族長の息子である兄は、小さな村を発展させるためにと、自分のことを後回しにして働いていた。

だから、妹が夢を追うことに反対しているらしい。


そんな彼が、うちの店を襲撃してくるのだから、何か対策をするべきなのだろう。


「新しいの、入ったぞー」


今日も平和に、カルラは言った。


「……って、何で普通にお店やっているんですか!?」


シュラが大声で尋ねると、寝不足の目を擦りながら、カルラは答える。


「え? いや、だってうちは赤字経営だし、筋肉痛程度で休んだら恥ずかしいだろ、ご近所さんになんて言われっか……」

「違いますよ! 私、言いましたよね? 故郷の人が攻めてくるかもしれないって!」


ぼんやりと、回らない頭を動かしてカルラは言葉を聞き取る。


「ああ、そうだったな。しかし驚いたぜ、シュラがハーフエルフだったなんて」

「ま、まあ、珍しいですからね」


嬉しそうに、シュラは照れた様子で両手の指をくっ付け、斜め下に視線を這わせる。

こうなってくると、ハーフリングかと思っていたから、などとは言えないだろう。


「じゃなくて、逃げなくて大丈夫なのですか!」

「逃げるったって、泊まる宿も金もねぇ」


この町の宿屋は論外だ。近すぎるし、あの爺に安易に恩を売ったら面倒だ。どうせ従うつもりはないのだが、それでも優位に立ったと思われるのは勘にさわる。

それに、攻めこまれるのはこの町ではない。


「そのシュラの兄貴ってのは、町には何もしねぇんだよな? なら、いいじゃねぇか。

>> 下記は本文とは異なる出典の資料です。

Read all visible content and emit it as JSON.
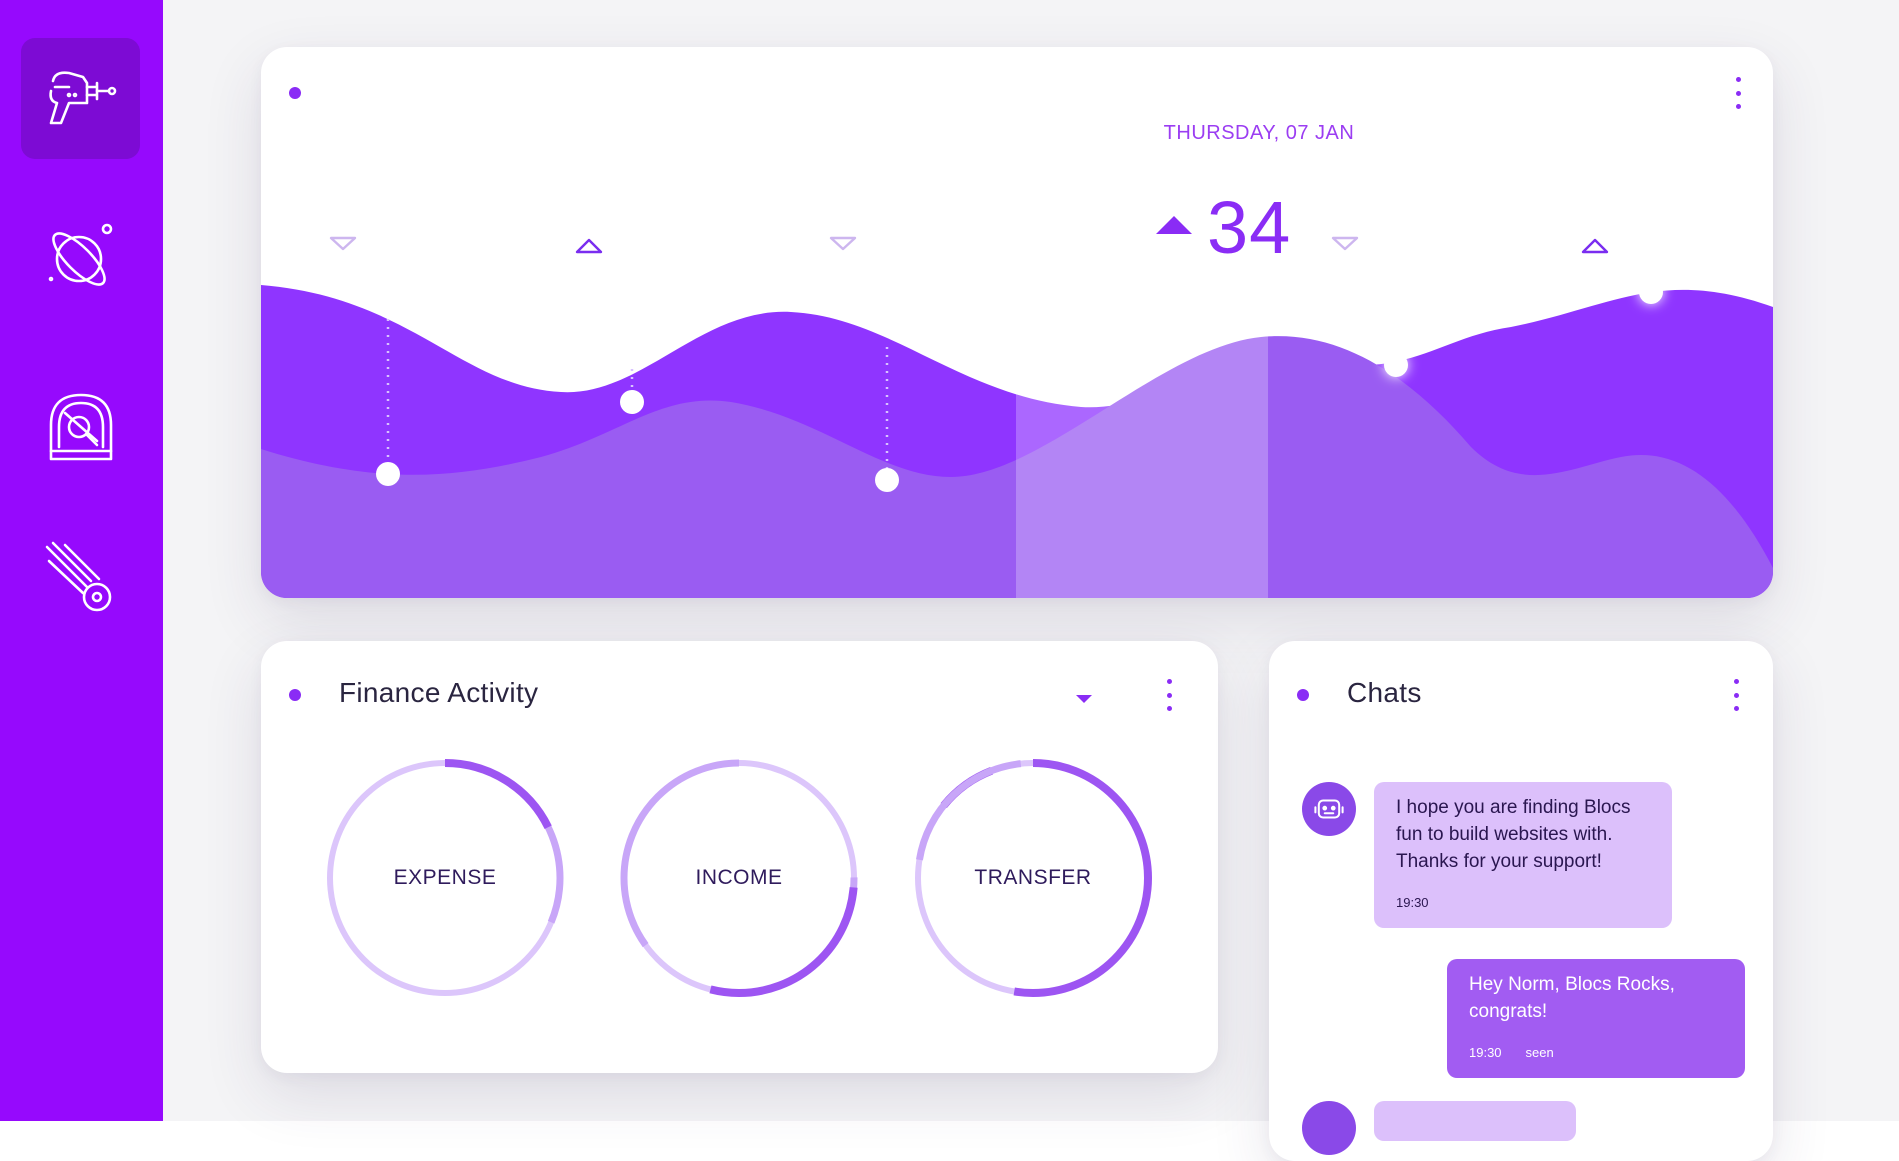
{
  "sidebar": {
    "items": [
      {
        "name": "ray-gun-icon",
        "active": true
      },
      {
        "name": "planet-icon",
        "active": false
      },
      {
        "name": "astronaut-helmet-icon",
        "active": false
      },
      {
        "name": "meteor-icon",
        "active": false
      }
    ]
  },
  "header_chart": {
    "date_label": "THURSDAY, 07 JAN",
    "highlight_value": "34",
    "highlight_trend": "up",
    "markers": [
      "down",
      "up",
      "down",
      "up",
      "down",
      "up"
    ]
  },
  "finance": {
    "title": "Finance Activity",
    "rings": [
      {
        "label": "EXPENSE"
      },
      {
        "label": "INCOME"
      },
      {
        "label": "TRANSFER"
      }
    ]
  },
  "chats": {
    "title": "Chats",
    "messages": [
      {
        "direction": "in",
        "text": "I hope you are finding Blocs fun to build websites with. Thanks for your support!",
        "time": "19:30"
      },
      {
        "direction": "out",
        "text": "Hey Norm, Blocs Rocks, congrats!",
        "time": "19:30",
        "status": "seen"
      }
    ]
  },
  "colors": {
    "sidebar": "#9609fd",
    "accent": "#8a2cf5",
    "bubble_in": "#dcc0fb",
    "bubble_out": "#a25cf2"
  }
}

俺だけでもなんとか出来るから」

「確かに、攻撃するのはお店とカルラさんだと言いました。お兄ちゃんは真面目な方ですから」


拗ねたように小さく言うと、一歩前に踏み出して、語気を強めた。


「ですが、カルラさんだけでエルフの戦士は……」

「お、いらっしゃい」


店の前に、客とおぼしき騎馬停まる。


「っえと、あ、むぅ~……。いらっしゃいませっ!」


来ることがないだろうと油断していたのか、シュラはあたふたと落ち着かない様子で言うと、怒って店の奥に引っ込んだ。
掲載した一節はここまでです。